Subcellular fractionation of pituitary neurointermediate lobes: revelation of various basic proteases.

Homogenates of rat neurointermediate lobes were purified by centrifugation on a Percoll gradient. Lysates of the Percoll gradient fractions were incubated with a synthetic octapeptide and pentapeptide substrate (N-acetyl Lys-Arg-Tyr-Asn-Leu-Thr-Ser-Val-amide and N-acetyl Lys-Arg-Tyr-Asn-Leu-amide), and enzymatic characteristics were compiled. Early assays on nonamidated forms revealed carboxypeptidase activity, whereas with the amide derivatives no carboxypeptidase activity could be detected. These amide substrates were therefore used in all subsequent incubations. High levels of a Leu/Thr and Lys/Arg cleavage were present in fractions almost throughout the Percoll gradient.

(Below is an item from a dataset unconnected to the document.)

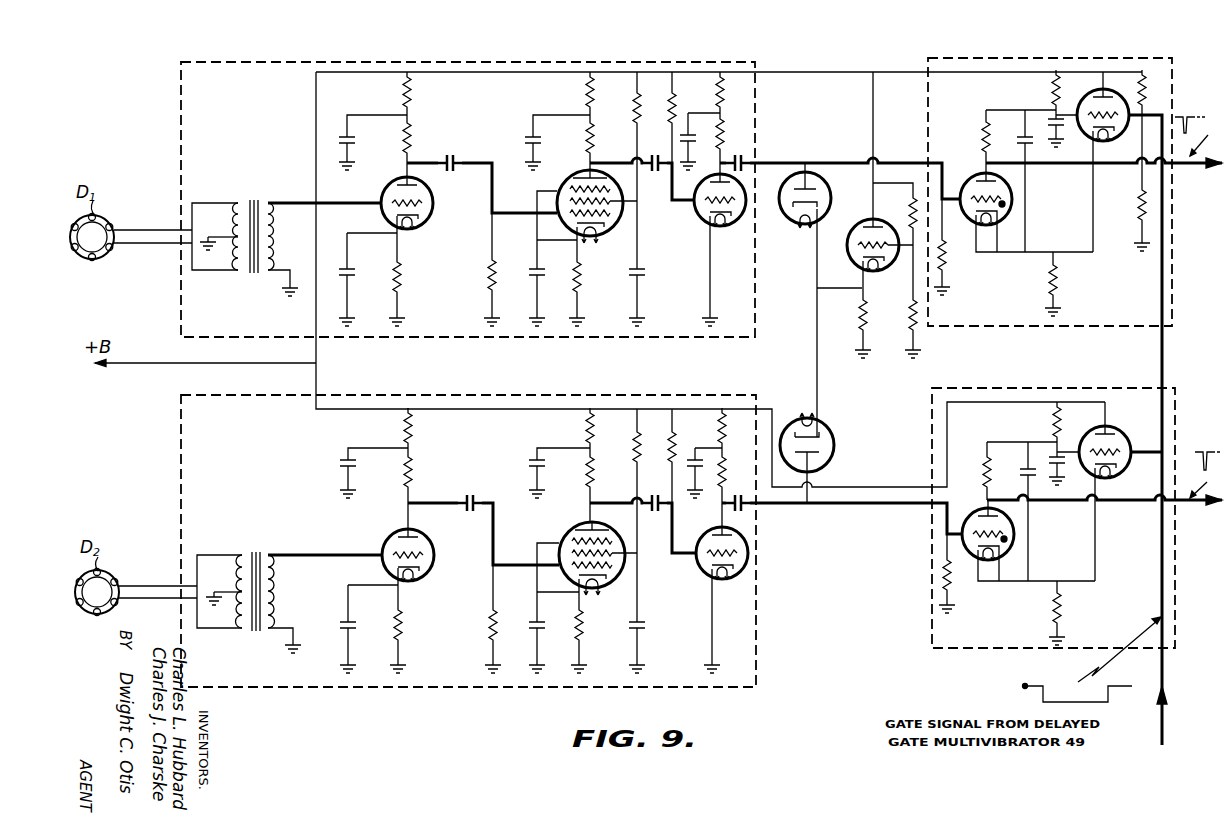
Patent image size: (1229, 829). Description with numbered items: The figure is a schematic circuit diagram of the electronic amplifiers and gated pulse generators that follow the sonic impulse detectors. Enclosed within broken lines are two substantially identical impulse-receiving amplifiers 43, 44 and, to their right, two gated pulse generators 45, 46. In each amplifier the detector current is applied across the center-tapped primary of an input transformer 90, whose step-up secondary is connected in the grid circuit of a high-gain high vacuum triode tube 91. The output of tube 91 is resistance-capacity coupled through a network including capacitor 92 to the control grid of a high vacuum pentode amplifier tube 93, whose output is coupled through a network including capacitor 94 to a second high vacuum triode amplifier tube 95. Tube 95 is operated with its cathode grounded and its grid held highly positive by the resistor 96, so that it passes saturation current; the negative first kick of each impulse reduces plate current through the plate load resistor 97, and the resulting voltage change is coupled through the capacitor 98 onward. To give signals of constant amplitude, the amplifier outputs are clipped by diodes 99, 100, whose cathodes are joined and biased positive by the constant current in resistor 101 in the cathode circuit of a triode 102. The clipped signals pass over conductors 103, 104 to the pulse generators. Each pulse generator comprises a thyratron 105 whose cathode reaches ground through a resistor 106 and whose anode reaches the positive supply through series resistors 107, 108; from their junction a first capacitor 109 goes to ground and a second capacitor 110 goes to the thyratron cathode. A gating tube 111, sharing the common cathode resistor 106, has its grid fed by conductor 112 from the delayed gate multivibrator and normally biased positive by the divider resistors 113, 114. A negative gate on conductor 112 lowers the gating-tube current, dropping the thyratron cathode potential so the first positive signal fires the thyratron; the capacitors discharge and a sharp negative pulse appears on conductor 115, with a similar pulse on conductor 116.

Cleavages at Tyr/Asn, Thr/Ser, and Arg/Tyr were localized at different regions of the Percoll gradient. Surprisingly, none of the five enzymatic activities appear to be localized in the secretory granule fractions as defined by the presence of immunoreactive beta-endorphin in the gradient. All of the five proteolytic activities have a basic pH optimum (pH 8-9), and four of them seem to be thiol proteases, as categorized by inhibitor studies. The fifth one, namely the Try/Asn cleavage, is more likely to be due to a metalloendopeptidase, since it is activated by Zn2+ and Co2+.